We can go back farther, to the earliest datable poem in the Irish tradition, ``A Poem in Praise of Colum Cille.'' As Kinsella's terse but adequate note explains, Colum Cille was the earliest of the saintly exiles and became the subject of a later folk literature; he died in 597. The poet sings: ``He saw his course and seized it. /Returning good for evil /the wise one wove the Word, /made clear the commentaries.'' (The last line may refer to the saint's glosses.)

Going back in time can be a temptation; one must also go forward. Kinsella's translations of the Irish poetry of the 17th and 18th centuries are eye-openers. Brian Merriman (1749-1805) worked as a farmer and schoolteacher. The poem Kinsella translates here is his only significant one, and it's a tour de force. It rests on ancient foundations, parodies some old Irish literary and social traditions, and presents a gritty image of Ireland as a helpless woman at the mercy of ``bachelors'' - Irish and British.

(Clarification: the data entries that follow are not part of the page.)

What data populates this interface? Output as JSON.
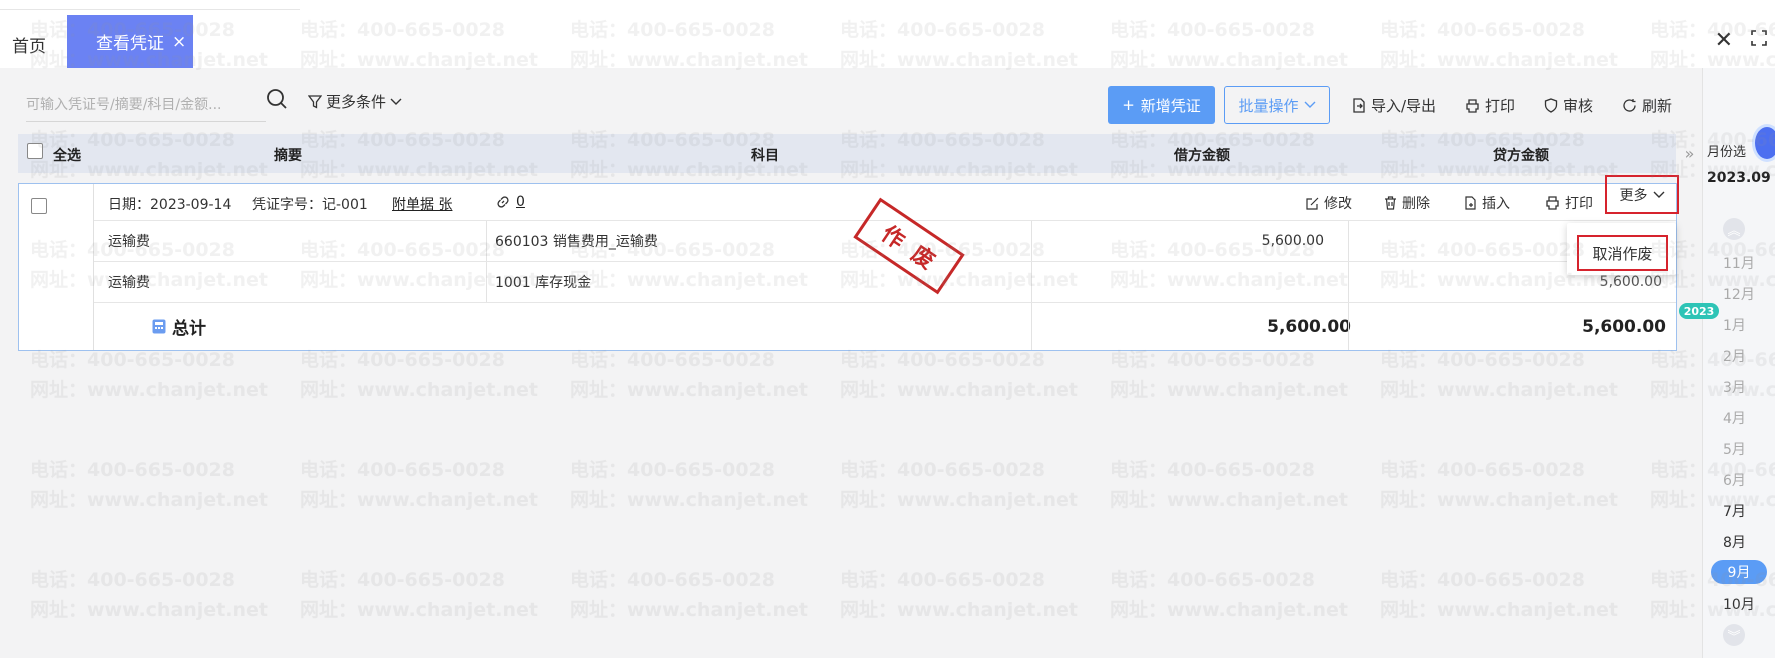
{
  "tabs": {
    "home_label": "首页",
    "active_label": "查看凭证",
    "active_close": "×"
  },
  "toolbar": {
    "search_placeholder": "可输入凭证号/摘要/科目/金额...",
    "more_filter_label": "更多条件",
    "new_voucher_label": "新增凭证",
    "batch_label": "批量操作",
    "import_export_label": "导入/导出",
    "print_label": "打印",
    "audit_label": "审核",
    "refresh_label": "刷新"
  },
  "table": {
    "select_all_label": "全选",
    "columns": [
      "摘要",
      "科目",
      "借方金额",
      "贷方金额"
    ]
  },
  "voucher": {
    "date_label": "日期：2023-09-14",
    "number_label": "凭证字号：记-001",
    "attachment_label": "附单据 张",
    "link_count": "0",
    "actions": {
      "edit": "修改",
      "delete": "删除",
      "insert": "插入",
      "print": "打印",
      "more": "更多"
    },
    "stamp_text": "作废",
    "entries": [
      {
        "summary": "运输费",
        "account": "660103 销售费用_运输费",
        "debit": "5,600.00",
        "credit": ""
      },
      {
        "summary": "运输费",
        "account": "1001 库存现金",
        "debit": "",
        "credit": "5,600.00"
      }
    ],
    "total_label": "总计",
    "total_debit": "5,600.00",
    "total_credit": "5,600.00"
  },
  "dropdown": {
    "cancel_void_label": "取消作废"
  },
  "month_panel": {
    "header": "月份选",
    "current": "2023.09",
    "prev_year_months": [
      "11月",
      "12月"
    ],
    "year_badge": "2023",
    "months": [
      "1月",
      "2月",
      "3月",
      "4月",
      "5月",
      "6月",
      "7月",
      "8月",
      "9月",
      "10月"
    ],
    "selected": "9月"
  },
  "watermark": {
    "phone": "电话：400-665-0028",
    "site": "网址：www.chanjet.net"
  },
  "colors": {
    "accent": "#6b82f3",
    "primary_button": "#5b9cf5",
    "highlight_border": "#d6232d",
    "stamp": "#c62828",
    "year_badge": "#2ec4b6"
  }
}
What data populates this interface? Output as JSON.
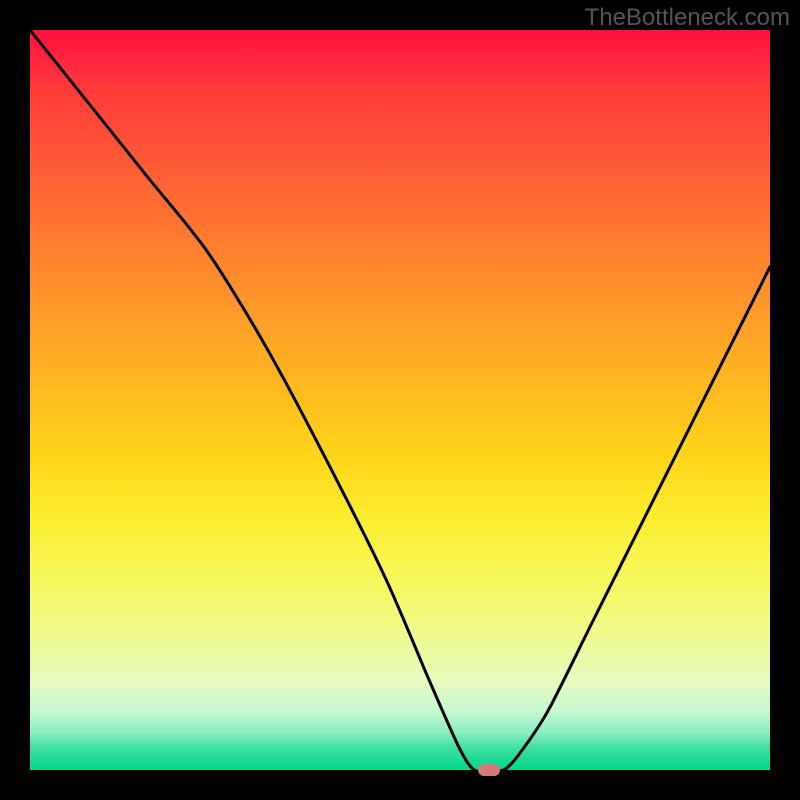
{
  "attribution": "TheBottleneck.com",
  "chart_data": {
    "type": "line",
    "title": "",
    "xlabel": "",
    "ylabel": "",
    "xlim": [
      0,
      100
    ],
    "ylim": [
      0,
      100
    ],
    "grid": false,
    "legend": false,
    "series": [
      {
        "name": "bottleneck-curve",
        "x": [
          0,
          8,
          16,
          24,
          32,
          40,
          48,
          54,
          58,
          60,
          62,
          64,
          66,
          70,
          76,
          84,
          92,
          100
        ],
        "y": [
          100,
          90,
          80,
          70,
          57,
          42,
          26,
          12,
          3,
          0,
          0,
          0,
          2,
          8,
          20,
          36,
          52,
          68
        ]
      }
    ],
    "marker": {
      "x": 62,
      "y": 0,
      "color": "#d47a7a"
    },
    "gradient_stops": [
      {
        "pct": 0,
        "color": "#ff1040"
      },
      {
        "pct": 50,
        "color": "#ffd000"
      },
      {
        "pct": 90,
        "color": "#f0fa90"
      },
      {
        "pct": 100,
        "color": "#00d88a"
      }
    ]
  }
}
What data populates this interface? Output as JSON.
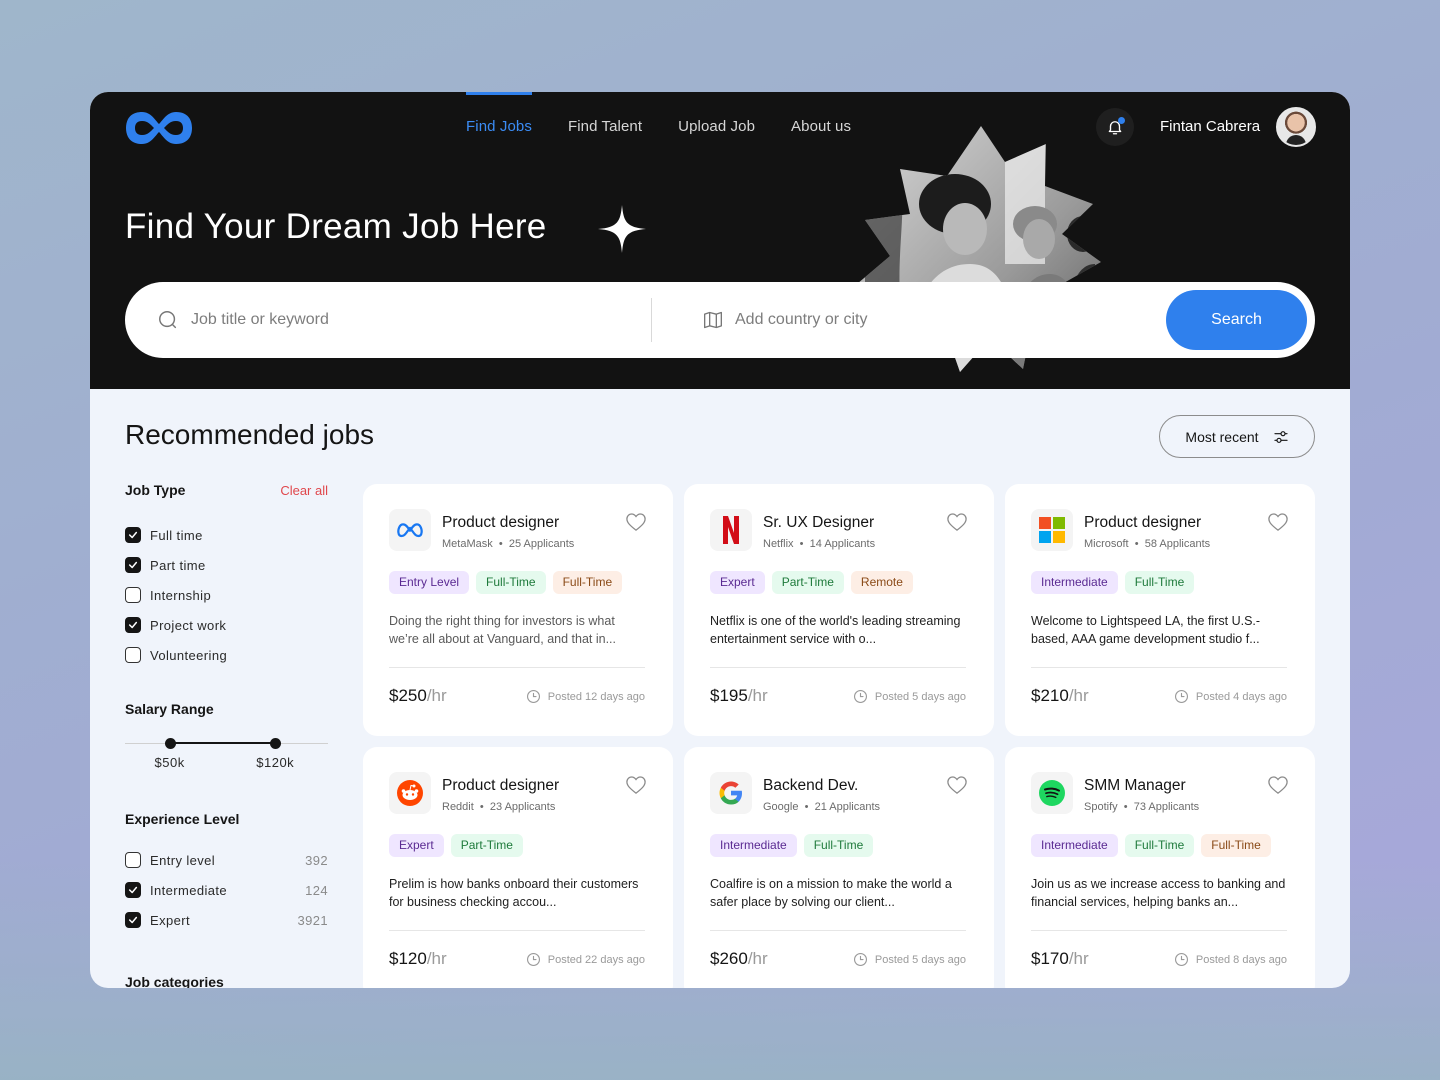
{
  "nav": {
    "items": [
      {
        "label": "Find Jobs",
        "active": true
      },
      {
        "label": "Find Talent",
        "active": false
      },
      {
        "label": "Upload Job",
        "active": false
      },
      {
        "label": "About us",
        "active": false
      }
    ]
  },
  "user": {
    "name": "Fintan Cabrera",
    "has_notification": true
  },
  "hero": {
    "title": "Find Your Dream Job Here"
  },
  "search": {
    "keyword_placeholder": "Job title or keyword",
    "keyword_value": "",
    "location_placeholder": "Add country or city",
    "location_value": "",
    "button_label": "Search"
  },
  "main": {
    "title": "Recommended jobs",
    "sort_label": "Most recent"
  },
  "filters": {
    "job_type": {
      "heading": "Job Type",
      "clear_label": "Clear all",
      "options": [
        {
          "label": "Full time",
          "checked": true
        },
        {
          "label": "Part time",
          "checked": true
        },
        {
          "label": "Internship",
          "checked": false
        },
        {
          "label": "Project work",
          "checked": true
        },
        {
          "label": "Volunteering",
          "checked": false
        }
      ]
    },
    "salary": {
      "heading": "Salary Range",
      "min_label": "$50k",
      "max_label": "$120k",
      "min_fraction": 0.22,
      "max_fraction": 0.74
    },
    "experience": {
      "heading": "Experience Level",
      "options": [
        {
          "label": "Entry level",
          "count": "392",
          "checked": false
        },
        {
          "label": "Intermediate",
          "count": "124",
          "checked": true
        },
        {
          "label": "Expert",
          "count": "3921",
          "checked": true
        }
      ]
    },
    "categories": {
      "heading": "Job categories"
    }
  },
  "colors": {
    "accent": "#2f80ed",
    "danger": "#e0474c",
    "dark": "#121212"
  },
  "jobs": [
    {
      "title": "Product designer",
      "company": "MetaMask",
      "applicants": "25 Applicants",
      "logo": "meta-logo",
      "tags": [
        {
          "label": "Entry Level",
          "color": "purple"
        },
        {
          "label": "Full-Time",
          "color": "green"
        },
        {
          "label": "Full-Time",
          "color": "orange"
        }
      ],
      "description": "Doing the right thing for investors is what we’re all about at Vanguard, and that in...",
      "rate": "$250",
      "unit": "/hr",
      "posted": "Posted 12 days ago"
    },
    {
      "title": "Sr. UX Designer",
      "company": "Netflix",
      "applicants": "14 Applicants",
      "logo": "netflix-logo",
      "tags": [
        {
          "label": "Expert",
          "color": "purple"
        },
        {
          "label": "Part-Time",
          "color": "green"
        },
        {
          "label": "Remote",
          "color": "orange"
        }
      ],
      "description": "Netflix is one of the world's leading streaming entertainment service with o...",
      "rate": "$195",
      "unit": "/hr",
      "posted": "Posted 5 days ago"
    },
    {
      "title": "Product designer",
      "company": "Microsoft",
      "applicants": "58 Applicants",
      "logo": "microsoft-logo",
      "tags": [
        {
          "label": "Intermediate",
          "color": "purple"
        },
        {
          "label": "Full-Time",
          "color": "green"
        }
      ],
      "description": "Welcome to Lightspeed LA, the first U.S.-based, AAA game development studio f...",
      "rate": "$210",
      "unit": "/hr",
      "posted": "Posted 4 days ago"
    },
    {
      "title": "Product designer",
      "company": "Reddit",
      "applicants": "23 Applicants",
      "logo": "reddit-logo",
      "tags": [
        {
          "label": "Expert",
          "color": "purple"
        },
        {
          "label": "Part-Time",
          "color": "green"
        }
      ],
      "description": "Prelim is how banks onboard their customers for business checking accou...",
      "rate": "$120",
      "unit": "/hr",
      "posted": "Posted 22 days ago"
    },
    {
      "title": "Backend Dev.",
      "company": "Google",
      "applicants": "21 Applicants",
      "logo": "google-logo",
      "tags": [
        {
          "label": "Intermediate",
          "color": "purple"
        },
        {
          "label": "Full-Time",
          "color": "green"
        }
      ],
      "description": "Coalfire is on a mission to make the world a safer place by solving our client...",
      "rate": "$260",
      "unit": "/hr",
      "posted": "Posted 5 days ago"
    },
    {
      "title": "SMM Manager",
      "company": "Spotify",
      "applicants": "73 Applicants",
      "logo": "spotify-logo",
      "tags": [
        {
          "label": "Intermediate",
          "color": "purple"
        },
        {
          "label": "Full-Time",
          "color": "green"
        },
        {
          "label": "Full-Time",
          "color": "orange"
        }
      ],
      "description": "Join us as we increase access to banking and financial services, helping banks an...",
      "rate": "$170",
      "unit": "/hr",
      "posted": "Posted 8 days ago"
    }
  ]
}
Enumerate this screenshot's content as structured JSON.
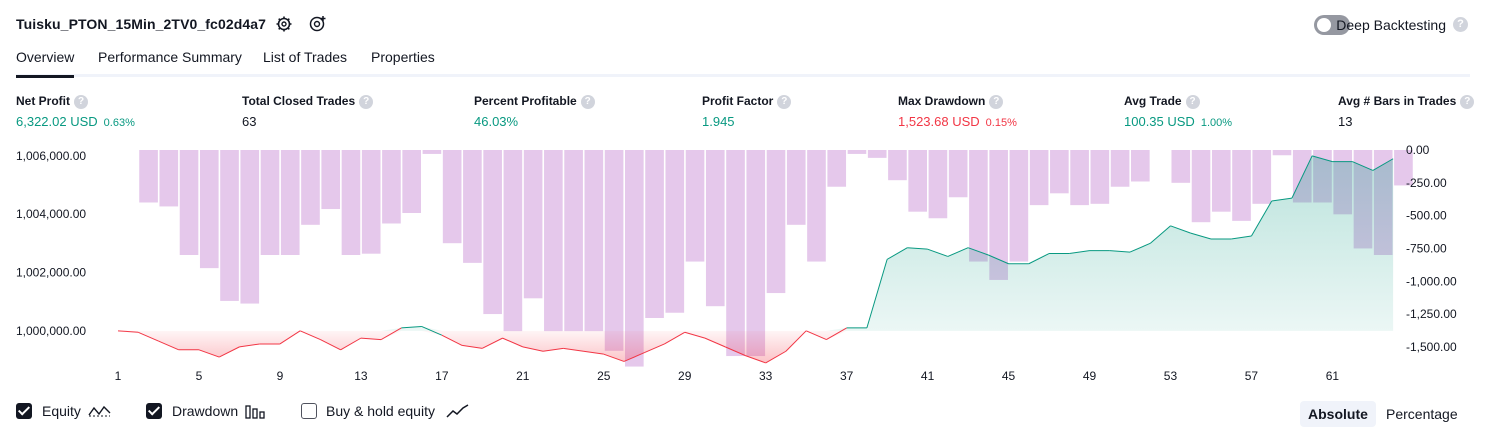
{
  "header": {
    "title": "Tuisku_PTON_15Min_2TV0_fc02d4a7",
    "settings_icon": "gear-icon",
    "snapshot_icon": "camera-plus-icon",
    "deep_backtesting_label": "Deep Backtesting",
    "deep_backtesting_on": false,
    "help_icon": "question-icon"
  },
  "tabs": [
    {
      "label": "Overview",
      "active": true
    },
    {
      "label": "Performance Summary",
      "active": false
    },
    {
      "label": "List of Trades",
      "active": false
    },
    {
      "label": "Properties",
      "active": false
    }
  ],
  "stats": [
    {
      "label": "Net Profit",
      "value": "6,322.02 USD",
      "pct": "0.63%",
      "color": "#089981"
    },
    {
      "label": "Total Closed Trades",
      "value": "63",
      "pct": "",
      "color": "#131722"
    },
    {
      "label": "Percent Profitable",
      "value": "46.03%",
      "pct": "",
      "color": "#089981"
    },
    {
      "label": "Profit Factor",
      "value": "1.945",
      "pct": "",
      "color": "#089981"
    },
    {
      "label": "Max Drawdown",
      "value": "1,523.68 USD",
      "pct": "0.15%",
      "color": "#f23645"
    },
    {
      "label": "Avg Trade",
      "value": "100.35 USD",
      "pct": "1.00%",
      "color": "#089981"
    },
    {
      "label": "Avg # Bars in Trades",
      "value": "13",
      "pct": "",
      "color": "#131722"
    }
  ],
  "chart_data": {
    "type": "area",
    "x": [
      1,
      2,
      3,
      4,
      5,
      6,
      7,
      8,
      9,
      10,
      11,
      12,
      13,
      14,
      15,
      16,
      17,
      18,
      19,
      20,
      21,
      22,
      23,
      24,
      25,
      26,
      27,
      28,
      29,
      30,
      31,
      32,
      33,
      34,
      35,
      36,
      37,
      38,
      39,
      40,
      41,
      42,
      43,
      44,
      45,
      46,
      47,
      48,
      49,
      50,
      51,
      52,
      53,
      54,
      55,
      56,
      57,
      58,
      59,
      60,
      61,
      62,
      63,
      64
    ],
    "x_ticks": [
      "1",
      "5",
      "9",
      "13",
      "17",
      "21",
      "25",
      "29",
      "33",
      "37",
      "41",
      "45",
      "49",
      "53",
      "57",
      "61"
    ],
    "left_axis_ticks": [
      "1,006,000.00",
      "1,004,000.00",
      "1,002,000.00",
      "1,000,000.00"
    ],
    "right_axis_ticks": [
      "0.00",
      "-250.00",
      "-500.00",
      "-750.00",
      "-1,000.00",
      "-1,250.00",
      "-1,500.00"
    ],
    "left_ylim": [
      999000,
      1006200
    ],
    "right_ylim": [
      -1600,
      0
    ],
    "series": [
      {
        "name": "Equity",
        "axis": "left",
        "color_up": "#089981",
        "color_down": "#f23645",
        "values": [
          1000000,
          999950,
          999650,
          999350,
          999350,
          999100,
          999450,
          999550,
          999550,
          1000000,
          999700,
          999350,
          999750,
          999700,
          1000100,
          1000150,
          999850,
          999500,
          999400,
          999750,
          999450,
          999300,
          999400,
          999300,
          999200,
          998950,
          999250,
          999550,
          999950,
          999750,
          999450,
          999150,
          998900,
          999300,
          1000000,
          999700,
          1000100,
          1000100,
          1002450,
          1002850,
          1002800,
          1002550,
          1002850,
          1002600,
          1002300,
          1002300,
          1002650,
          1002650,
          1002750,
          1002750,
          1002700,
          1003000,
          1003600,
          1003350,
          1003150,
          1003150,
          1003250,
          1004450,
          1004550,
          1006000,
          1005800,
          1005800,
          1005500,
          1005900
        ]
      },
      {
        "name": "Drawdown",
        "axis": "right",
        "color": "#e1bee7",
        "values": [
          0,
          -400,
          -430,
          -800,
          -900,
          -1150,
          -1170,
          -800,
          -800,
          -570,
          -450,
          -800,
          -790,
          -560,
          -480,
          -30,
          -710,
          -860,
          -1250,
          -1380,
          -1130,
          -1380,
          -1380,
          -1380,
          -1530,
          -1650,
          -1280,
          -1240,
          -850,
          -1190,
          -1570,
          -1570,
          -1090,
          -570,
          -850,
          -280,
          -30,
          -60,
          -230,
          -470,
          -520,
          -360,
          -850,
          -990,
          -850,
          -420,
          -330,
          -420,
          -410,
          -280,
          -240,
          0,
          -250,
          -550,
          -470,
          -540,
          -410,
          -40,
          -400,
          -400,
          -490,
          -750,
          -800,
          -270
        ]
      }
    ],
    "legend": [
      "Equity",
      "Drawdown",
      "Buy & hold equity"
    ]
  },
  "legend": {
    "equity_label": "Equity",
    "equity_checked": true,
    "equity_icon": "equity-line-icon",
    "drawdown_label": "Drawdown",
    "drawdown_checked": true,
    "drawdown_icon": "drawdown-bars-icon",
    "buyhold_label": "Buy & hold equity",
    "buyhold_checked": false,
    "buyhold_icon": "buy-hold-line-icon"
  },
  "mode": {
    "absolute_label": "Absolute",
    "percentage_label": "Percentage",
    "selected": "Absolute"
  }
}
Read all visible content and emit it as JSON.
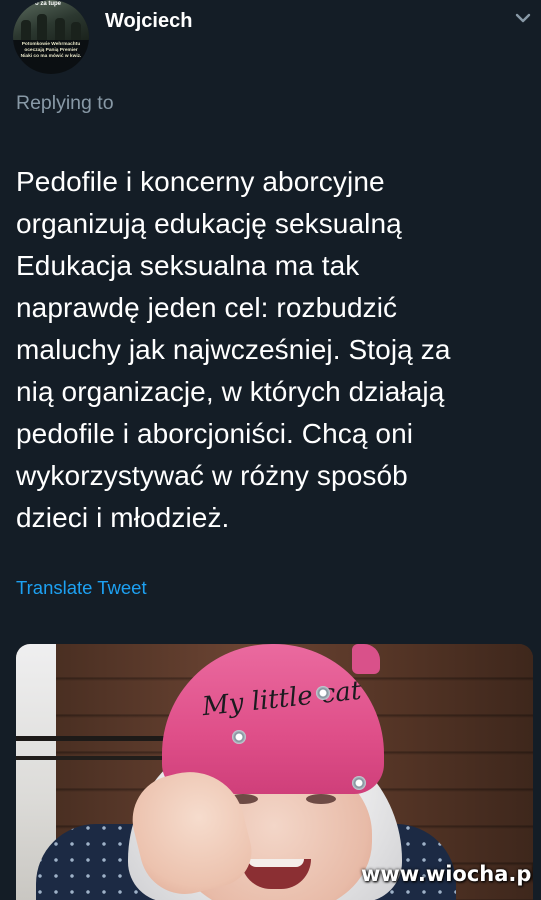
{
  "author": {
    "display_name": "Wojciech",
    "avatar_top_text": "o za tupe",
    "avatar_caption": "Potomkowie Wehrmachtu oceczają Panią Premier Niaki co ma mówić w kwiz."
  },
  "reply": {
    "label": "Replying to"
  },
  "tweet": {
    "text": "Pedofile i koncerny aborcyjne\norganizują edukację seksualną\nEdukacja seksualna ma tak\nnaprawdę jeden cel: rozbudzić\nmaluchy jak najwcześniej. Stoją za\nnią organizacje, w których działają\npedofile i aborcjoniści. Chcą oni\nwykorzystywać w różny sposób\ndzieci i młodzież.",
    "translate_label": "Translate Tweet"
  },
  "media": {
    "hat_text": "My little cat",
    "watermark": "www.wiocha.pl"
  },
  "icons": {
    "menu": "chevron-down-icon"
  },
  "colors": {
    "background": "#141d26",
    "secondary_text": "#8899a6",
    "link": "#1da1f2"
  }
}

The image of the defenseless woman goes back to the Dark Ages wherever the Vikings went; and Merriman's directness in matters bodily recalls the epic traditions of ``The Tain.''

Given Merriman's poem and all that it implies about the tradition, one may wish to add male and female to the list of reconcilables that form the warp and woof of Ireland!

To proceed into the 19th century: In his roll call of heroes, W.B. Yeats sometimes included James Clarence Mangan and Samuel Ferguson, who wrote in Irish as well as English. Kinsella gives us generous selections from each. Since audiences may overlap, writing in both languages as they did (Yeats himself never learned Irish) is itself an act of reconciliation.

The last quarter of the book or so is devoted to poets writing in this century. (Paul Muldoon and Tom Paulin, who are not included, were perhaps born too late: Every anthologist has to set cutoff dates.)

Austin Clarke (1896-1974) exhibits many of the polarities: He's a poet just waiting for the general reader to discover him. You can do so in this book. And contemporary poets such as Seamus Heaney and Derek Mahon and Richard Murphy have also contributed to the tradition of reconciliation.

One image that recurs century after century is that of the tower or hill or hideout, the cell or green retreat or cliff by the sea, where the poet sits and thinks and composes himself before going back down - back into history, as it were, where the ``diamond absolutes'' discovered there - and sung about by Heaney and others - mean so much.

Reading the verse in this book sharpens one's awareness of the futility of trying to escape history and the situation as it stands. Indeed, through his work as a poet, scholar, translator, and editor, Kinsella has made a unique contribution toward defining ``the tradition'' as a continuous act of reconciliation of conflicting traditions and points of view. ``The New Oxford Book of Irish Verse'' crowns a life work.

It's a noble achievement.

Thomas D'Evelyn is the Monitor's book editor. Wyncote, Pennsylvania: A Gloss A mocking-bird on a branch outside the window, where I write, gulps down a wet crimson berry, shakes off a few bright drops from his wing, and is gone into a thundery sky. Another storm coming. Under that copper light my papers seem luminous. And over them I will take ever more painstaking care.